La otra obra salvada en esta sesquidécada es El Buscón, de Quevedo, ya en la segunda lectura de una larga serie que todavía no ha concluido. Porque si algo define esta joya del humor, la sátira, el ingenio y la mala sombra, es que cumple con casi todos los puntos que recogía Italo Calvino como razones para leer un clásico. Comprobadlo y me lo decís.
Feliz cierre de curso.

13 febrero 2009

Sesquidécada: febrero 1994

Sigo con la serie de sesquidécadas que comencé el mes pasado, es decir, una selección de las lecturas de hace exactamente quince años. Este ejercicio lúdico-bloguero me lleva a curiosas reflexiones:
  • Soy un lector caótico: en pocos días tengo apuntadas las lecturas del Génesis y Éxodo (La Biblia), La guerra de Jugurta, de Salustio y La cantante calva de Ionesco, por poner un ejemplo correspondiente a aquel mes lejano.
  • He leído notables bodrios de los que apenas recuerdo nada (sobre todo, manuales y monográficos de filología)
  • Los clásicos literarios han empezado a gustarme cuando tenía consolidada la competencia lectora, por lo que he tenido que revisitar algunas de mis lecturas del instituto.
  • Algunas obras que me marcaron prefiero no volver a leerlas, por si acaso.
Dicho lo cual, ahí va mi selección para este mes:

El buscón, de don Francisco de Quevedo. Pertenece a ese grupo de obras que tuve que volver a leer para valorar en su justa medida. Sólo un lector avis(p)ado es capaz de sacar lo mejor -y lo peor- de Quevedo en esta obra. Es un prodigio de agudeza, de humor, de sarcasmo, de ingenio. Muchos le critican la superficialidad como novela, pero olvidan lo difícil que resulta trazar un recorrido tan doloroso y a la vez tan divertido por la España del Barroco. A lo largo de los siglos, muchos plumillas han intentado parecerse a Quevedo, pero sólo han podido imitar su amargura o su mala baba: las filigranas lingüísticas de aquél son ya algo irrepetible.

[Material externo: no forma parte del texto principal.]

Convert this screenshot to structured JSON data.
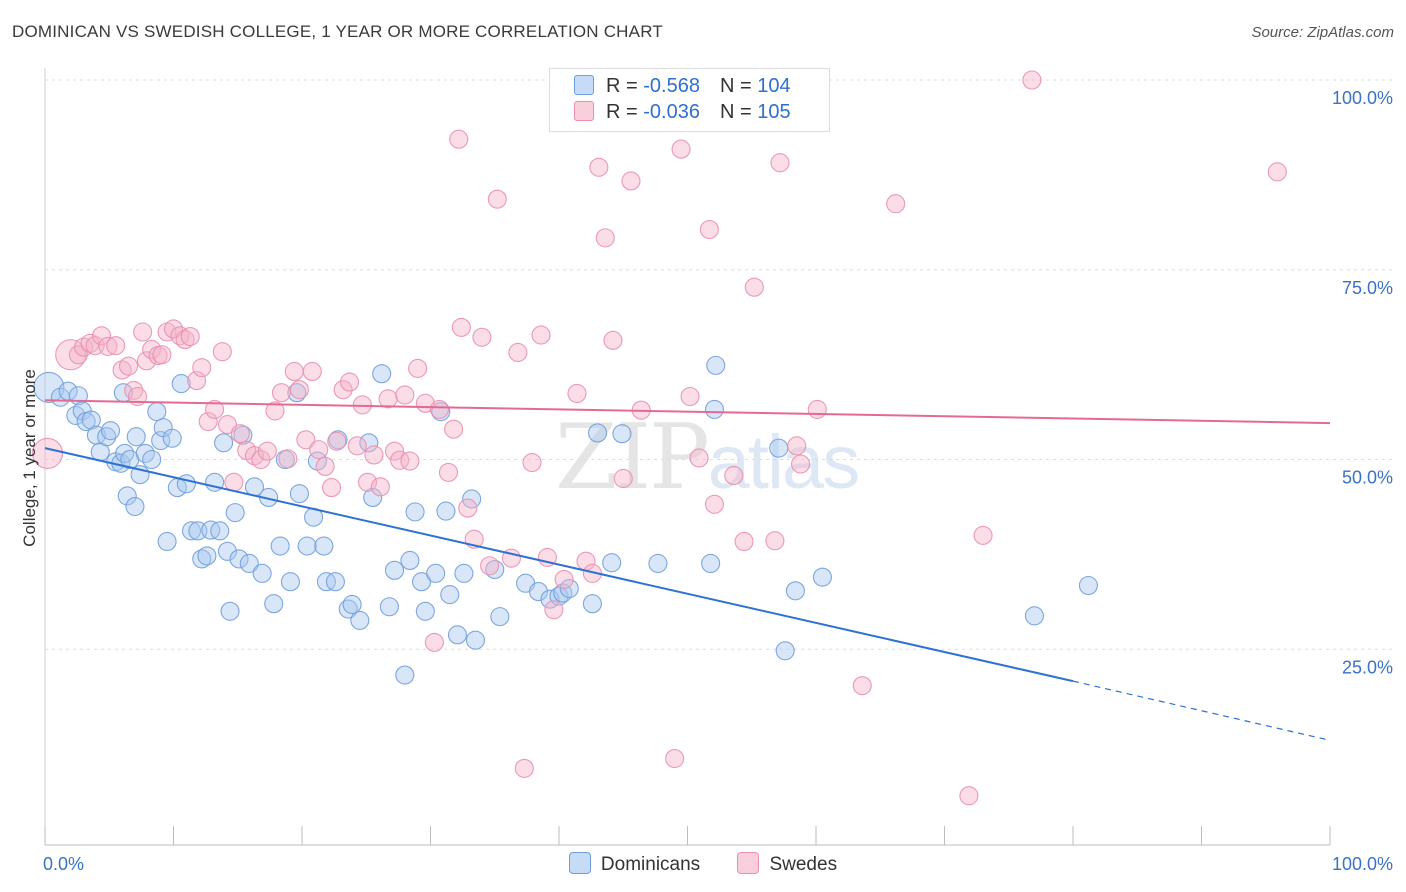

Tres tristes tigres, de Guillermo Cabrera Infante. Hay obras que uno nunca recomendaría a sus amigos, a menos que sean filólogos. Ésta es una de ellas, y también una de las que decía antes que no me atrevo a releer. Recuerdo haber leído con placer la prosa virtuosa de Cabrera Infante, la manera en que convertía la página en una especie de lienzo sobre el que trazaba pinceladas de palabras. Creo que fue uno de mis primeros escarceos en los aspectos lúdicos de la literatura (el bustrofedon, por ejemplo). Busco ahora entre sus páginas aquellos juegos que tanto me entretuvieron, pero me invade la sensación de déja vu, y lo dejo.

El Golem, de Gustav Meyrink. Hay en mi estantería un pequeño Golem de arcilla que custodia la peonza de los premios Espiral Edublogs (cuya edición 2009 ha comenzado ya y de la que hablaré más adelante). Había leído algunas cosas sobre la Cábala y el Golem en una revista de los años ochenta que se llamaba Cacumen. También me sonaba la imagen de la película del mismo nombre de Wegener. Así que leí la obra de Meyrink casi como si fuese un rito iniciático. Es una novela extraña, llena de sueños y delirios, pero que ofrece al lector el ambiente difuso y enigmático de la ciudad de Praga. El Golem esconde también una historia de palabras que no puede pasar desapercibida a quienes vivimos de la lengua: El rabino Loew escribe la palabra "emet" -verdad, en hebreo- para dotar de vida al ser de barro y, cuando se descontrola, borra la primer letra para dejar "met" -muerte-. Esos detalles, unidos al curioso formato con los cantos de las hojas negros de la edición que tengo, ha conseguido que sea uno de los libros rescatados del desván de los años.

Addenda: Ante la dificultad de ejercer de buen bloguero, doy las gracias a quienes se han acordado de mis escritos en distintos lugares:
Dejo en manos de cualquiera de mis visitantes habituales la continuación de esos premios que merecen por dedicar un poquito de su tiempo a estas páginas.